While the future looks challenging for Atacama's battling table grape sector in the wake of floods, its biological history has at least been preserved with the region's heritage Thompson Seedless rootstock surviving the disaster.
The rootstock was brought to the field, now the property of Tres Soles which supplies grapes to exporter Subsole, by late fruit industry Alfonso Prohens Arias in 1952.
At one corner of the rootstock's plot a post holding up the vines is almost completely submerged by clay, dried out from muddy water that infringed on the property, but at the other end it is in good form.
Prohens' son, also named Alfonso, tells www.freshfruitportal.com his team is now digging out the soil on the vineyard row-by-row.
Still without internet and phone connections on the farm, Prohens says the flood hit around 20% of his grape production, but a fair chunk of the land was in a point of transition toward new varieties.
"Last year we had changed 10 hectares and this year we were going to change 10 more. I've got the plants and everything, but they're not planted yet," he says.

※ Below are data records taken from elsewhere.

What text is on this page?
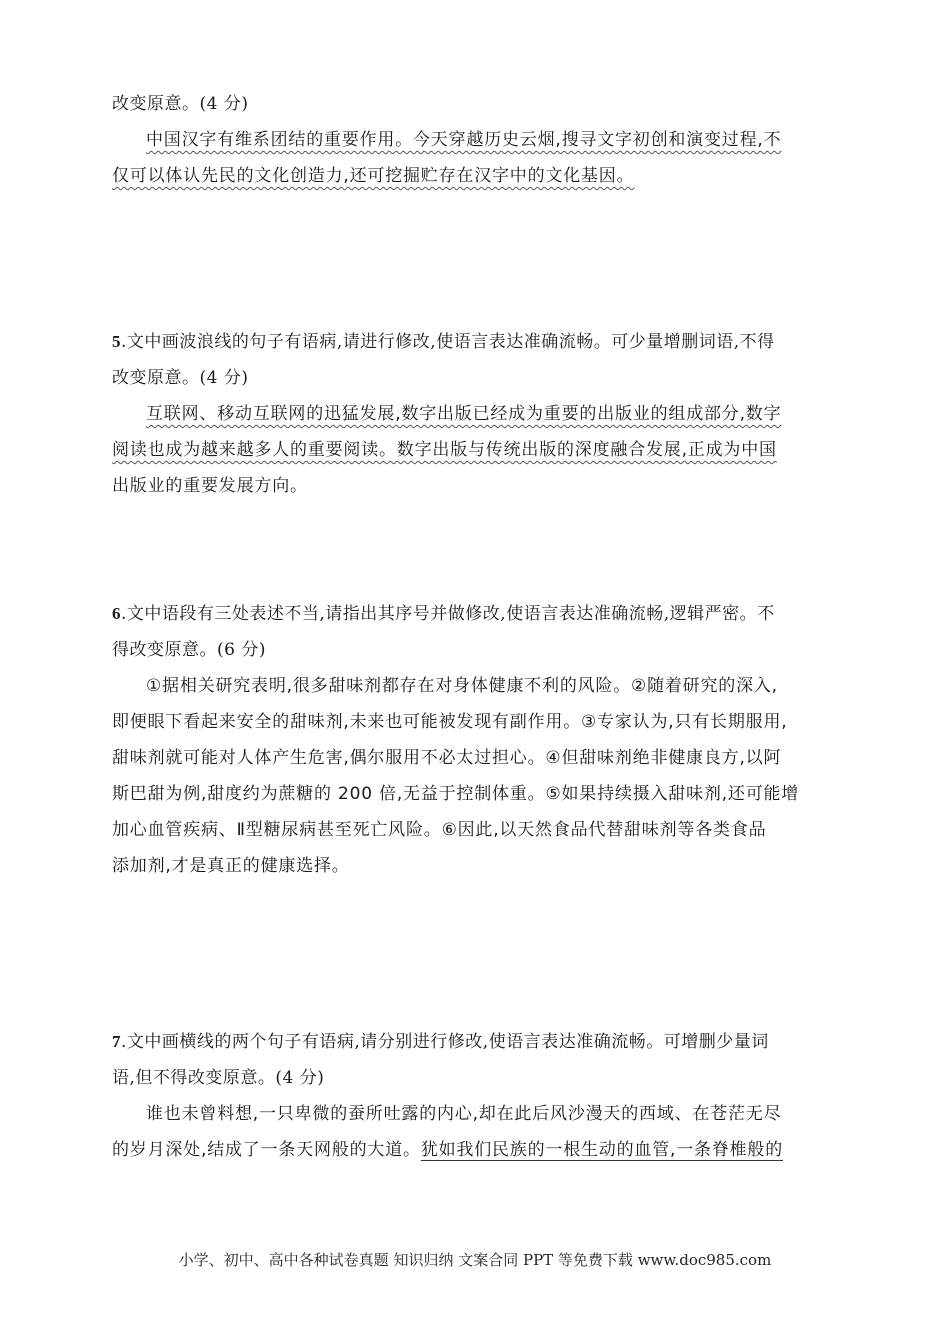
改变原意。(4 分)
中国汉字有维系团结的重要作用。今天穿越历史云烟,搜寻文字初创和演变过程,不
仅可以体认先民的文化创造力,还可挖掘贮存在汉字中的文化基因。
5.文中画波浪线的句子有语病,请进行修改,使语言表达准确流畅。可少量增删词语,不得
改变原意。(4 分)
互联网、移动互联网的迅猛发展,数字出版已经成为重要的出版业的组成部分,数字
阅读也成为越来越多人的重要阅读。数字出版与传统出版的深度融合发展,正成为中国
出版业的重要发展方向。
6.文中语段有三处表述不当,请指出其序号并做修改,使语言表达准确流畅,逻辑严密。不
得改变原意。(6 分)
①据相关研究表明,很多甜味剂都存在对身体健康不利的风险。②随着研究的深入,
即便眼下看起来安全的甜味剂,未来也可能被发现有副作用。③专家认为,只有长期服用,
甜味剂就可能对人体产生危害,偶尔服用不必太过担心。④但甜味剂绝非健康良方,以阿
斯巴甜为例,甜度约为蔗糖的 200 倍,无益于控制体重。⑤如果持续摄入甜味剂,还可能增
加心血管疾病、Ⅱ型糖尿病甚至死亡风险。⑥因此,以天然食品代替甜味剂等各类食品
添加剂,才是真正的健康选择。
7.文中画横线的两个句子有语病,请分别进行修改,使语言表达准确流畅。可增删少量词
语,但不得改变原意。(4 分)
谁也未曾料想,一只卑微的蚕所吐露的内心,却在此后风沙漫天的西域、在苍茫无尽
的岁月深处,结成了一条天网般的大道。犹如我们民族的一根生动的血管,一条脊椎般的
小学、初中、高中各种试卷真题 知识归纳 文案合同 PPT 等免费下载 www.doc985.com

"My idea was not to lower productivity – we have this new project of renewal but now in this situation we just have to accelerate the process so they [the authorities] help us.
"The irrigation system is fine thankfully. I'm lacking just one [well] out of four. We're currently drying it out, trying to fix it."
He adds the best way the international produce industry and consumers can help the region in the wake of this disaster is to keep buying Atacama-grown table grapes.
Alfonso Prohens said he had been very active in helping the local community recover from the disaster, along with his brothers including Jaime whose facilities are being used as a distribution center for the relief effort.